Es ist ja nicht die erste Operation, die ich mit meinen Kindern durchmache. Der Sohn hatte eine mit Vollnarkose, als er 3 war. Mit der Großen habe ich bereits 3 Vollnarkosen und OPs erlebt, und auch die Jüngste musste mit 2 Jahren schon einmal operiert werden, damals war es sogar etwas Ernstes.

Und nun also ein weiteres Mal. Ich bin so müde, obwohl ich ausgeschlafen bin, ich habe die ganzen Ferien geschlafen wie ein Stein, jede Nacht 9-11 Stunden. Aber ich bin müde von der Verantwortung.

„Sie sind dann morgen um 14:15 Uhr dran“, flötet eine andere Arzthelferin wenig später ins Telefon. „Denken Sie daran, dass das Kind 6 Stunden vorher nichts essen darf?“ An nichts anderes denke ich, weil das eine verdammt lange Zeit ist für ein 7-Jähriges Kind. Sie wird quengeln, heulen, wütend sein. Es wird anstrengend werden.

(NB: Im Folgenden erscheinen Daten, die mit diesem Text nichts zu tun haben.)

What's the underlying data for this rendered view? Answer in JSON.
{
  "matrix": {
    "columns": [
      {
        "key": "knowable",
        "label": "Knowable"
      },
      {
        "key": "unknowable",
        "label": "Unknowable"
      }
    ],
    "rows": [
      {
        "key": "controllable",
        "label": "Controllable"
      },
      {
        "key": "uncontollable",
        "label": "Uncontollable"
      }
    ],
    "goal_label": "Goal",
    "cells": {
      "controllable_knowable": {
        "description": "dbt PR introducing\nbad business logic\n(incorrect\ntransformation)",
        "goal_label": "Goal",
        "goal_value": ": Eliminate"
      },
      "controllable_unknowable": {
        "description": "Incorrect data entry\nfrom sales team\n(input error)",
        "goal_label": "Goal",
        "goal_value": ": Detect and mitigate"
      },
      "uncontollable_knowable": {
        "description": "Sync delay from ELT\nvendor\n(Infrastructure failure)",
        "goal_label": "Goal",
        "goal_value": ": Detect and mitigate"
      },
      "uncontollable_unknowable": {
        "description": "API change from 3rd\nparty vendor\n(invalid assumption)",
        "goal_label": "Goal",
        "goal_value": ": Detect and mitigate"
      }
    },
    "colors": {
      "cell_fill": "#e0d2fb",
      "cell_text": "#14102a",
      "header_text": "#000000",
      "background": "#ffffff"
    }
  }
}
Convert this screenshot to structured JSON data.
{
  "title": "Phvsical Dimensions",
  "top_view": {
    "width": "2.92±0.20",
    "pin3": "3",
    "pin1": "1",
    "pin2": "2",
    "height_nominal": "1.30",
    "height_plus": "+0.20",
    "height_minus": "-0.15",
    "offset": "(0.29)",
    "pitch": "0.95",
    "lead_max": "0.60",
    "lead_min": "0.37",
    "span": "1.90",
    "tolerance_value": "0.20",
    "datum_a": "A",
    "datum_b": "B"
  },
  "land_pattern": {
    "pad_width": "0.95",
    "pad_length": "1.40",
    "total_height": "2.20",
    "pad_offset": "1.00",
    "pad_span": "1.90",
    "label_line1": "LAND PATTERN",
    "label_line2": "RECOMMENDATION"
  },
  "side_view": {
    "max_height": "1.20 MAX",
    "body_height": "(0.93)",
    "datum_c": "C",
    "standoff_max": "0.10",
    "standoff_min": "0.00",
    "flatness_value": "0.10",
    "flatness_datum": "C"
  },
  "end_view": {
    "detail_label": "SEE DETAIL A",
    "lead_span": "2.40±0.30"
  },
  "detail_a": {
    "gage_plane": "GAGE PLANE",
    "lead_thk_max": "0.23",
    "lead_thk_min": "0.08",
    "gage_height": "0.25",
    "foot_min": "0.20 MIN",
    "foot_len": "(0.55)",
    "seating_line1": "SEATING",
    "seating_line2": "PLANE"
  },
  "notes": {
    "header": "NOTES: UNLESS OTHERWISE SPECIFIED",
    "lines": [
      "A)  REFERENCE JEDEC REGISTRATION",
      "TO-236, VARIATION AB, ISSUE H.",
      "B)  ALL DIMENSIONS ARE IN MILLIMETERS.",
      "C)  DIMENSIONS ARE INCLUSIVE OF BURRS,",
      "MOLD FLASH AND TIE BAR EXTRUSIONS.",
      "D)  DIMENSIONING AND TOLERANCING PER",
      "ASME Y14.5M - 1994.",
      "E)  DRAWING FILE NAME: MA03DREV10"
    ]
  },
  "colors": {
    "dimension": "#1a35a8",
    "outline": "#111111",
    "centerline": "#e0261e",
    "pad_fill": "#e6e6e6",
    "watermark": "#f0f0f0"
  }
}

Und dann dieser „Saft“, den sie den Kindern verabreichen, der glücklich machen soll, mit dem das Kind wirkt wie schwer betrunken, ich werde sie auffangen müssen, denn sie wird taumeln, und später die Atemmaske mit den Narkosegas, die endlich Erlösung bringen wird, wenn sie auf der Liege Platz gefunden hat, und die mir unendliche Angst macht, immer wieder steigt in mir der Gedanke auf, dass es Menschen gibt, die aus der Narkose nicht wieder aufwachen, dass es schwere Folgeschäden geben kann, auch wenn das nur ganz selten passiert, und es bei gesunden Menschen bei Einhaltung der Regeln fast ausgeschlossen ist. Meine Angst hält sich nicht an Regeln, sie überschwemmt mich.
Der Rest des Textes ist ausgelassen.